Wolff projeta V8 com eletrificação reduzida
Na visão do dirigente da Mercedes, o próximo conjunto de regras deve devolver protagonismo ao motor a combustão, sem eliminar por completo o sistema elétrico. A proposta discutida para o médio e longo prazo prevê uma divisão próxima de 80% de potência térmica e 20% elétrica.
“Ben Sulayem quer um V8 de oito cilindros, que tenha um som excelente, e uma bateria de menor capacidade. Acredito que ficaria em torno de 80:20, com uma potência total de 1.000 cavalos”, projetou Wolff.
O chefe da Mercedes, no entanto, não cravou se o eventual V8 seria aspirado ou turboalimentado. A definição da arquitetura ainda dependerá de negociações entre FIA, Fórmula 1 e fabricantes, especialmente em torno de custos, peso, relevância tecnológica e sustentabilidade.
V8 deixou a Fórmula 1 após 2013
A F1 utilizou motores V8 aspirados de 2,4 litros entre 2006 e 2013. A partir de 2014, a categoria adotou o V6 turbo-híbrido de 1,6 litro, com sistemas de recuperação de energia, em uma mudança que aumentou a eficiência, mas também trouxe maior complexidade técnica e reduziu o apelo sonoro dos carros.

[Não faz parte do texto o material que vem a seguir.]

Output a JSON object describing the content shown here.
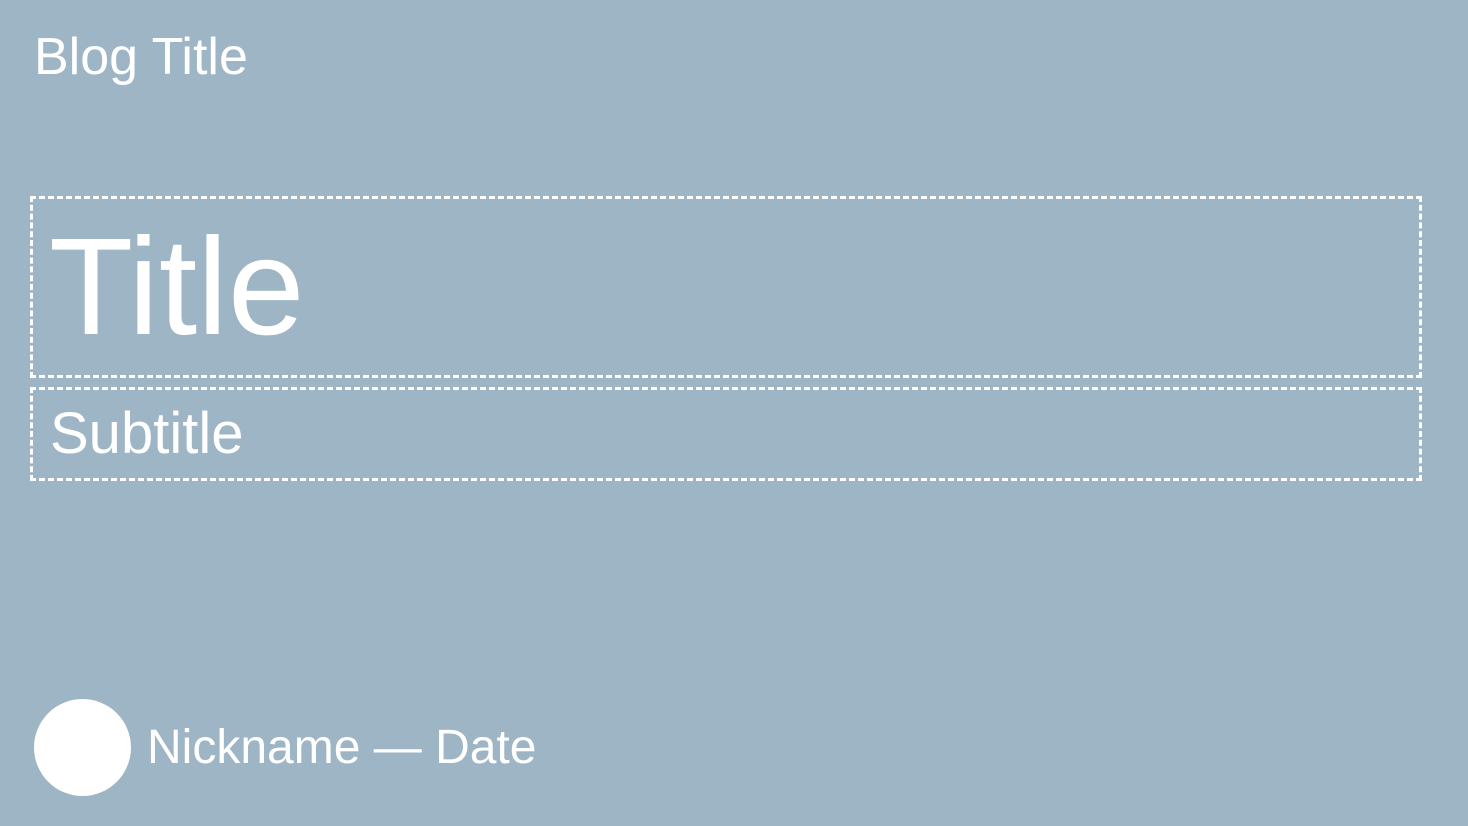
{
  "header": {
    "blog_title": "Blog Title"
  },
  "post": {
    "title": "Title",
    "subtitle": "Subtitle"
  },
  "author": {
    "byline": "Nickname — Date"
  },
  "colors": {
    "background": "#9eb5c5",
    "text": "#ffffff"
  }
}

A discussão sobre uma volta do V8 ganhou força após Ben Sulayem defender uma unidade mais simples, leve e com menor eletrificação para o futuro. O presidente da FIA indicou que um novo ciclo poderia chegar em 2030 ou, no limite, em 2031, embora a configuração final ainda não esteja formalmente definida.
Fórmula 1 altera equilíbrio de potência em 2027
Antes de qualquer mudança estrutural mais profunda, a F1 já prevê ajustes nas unidades de potência para 2027 e 2028. O regulamento de 2026 foi criado com uma repartição próxima de 50:50 entre potência do motor a combustão e elétrica, mas a categoria deve migrar para 60:40, favorecendo a parte térmica.
A alteração será feita por meio do aumento da vazão de combustível. Isso eleva a potência entregue pelo motor a combustão, mas exige adaptações em hardware e no projeto das unidades de potência.
“Aumentando o fluxo de combustível, teremos mais potência, e isso exige adaptação de alguns componentes. Queríamos 50 kW a mais no motor já no próximo ano, mas a Ferrari vetou. Então teremos uma etapa de 20 kW e, em 2028, outra de 50 kW”, explicou Wolff.
Debate envolve custo, som e relevância técnica
A defesa do V8 reúne argumentos distintos no paddock. Para uma parte dos envolvidos, o formato pode reduzir a complexidade e os custos de desenvolvimento, além de recuperar uma assinatura sonora associada à identidade histórica da Fórmula 1.
Por outro lado, o nível de eletrificação permanece um ponto central. A categoria pretende preservar os combustíveis sustentáveis, enquanto fabricantes avaliam como equilibrar desempenho, eficiência e conexão com a indústria automotiva. Portanto, o retorno dos V8 ainda é uma direção em discussão, e não uma decisão técnica finalizada.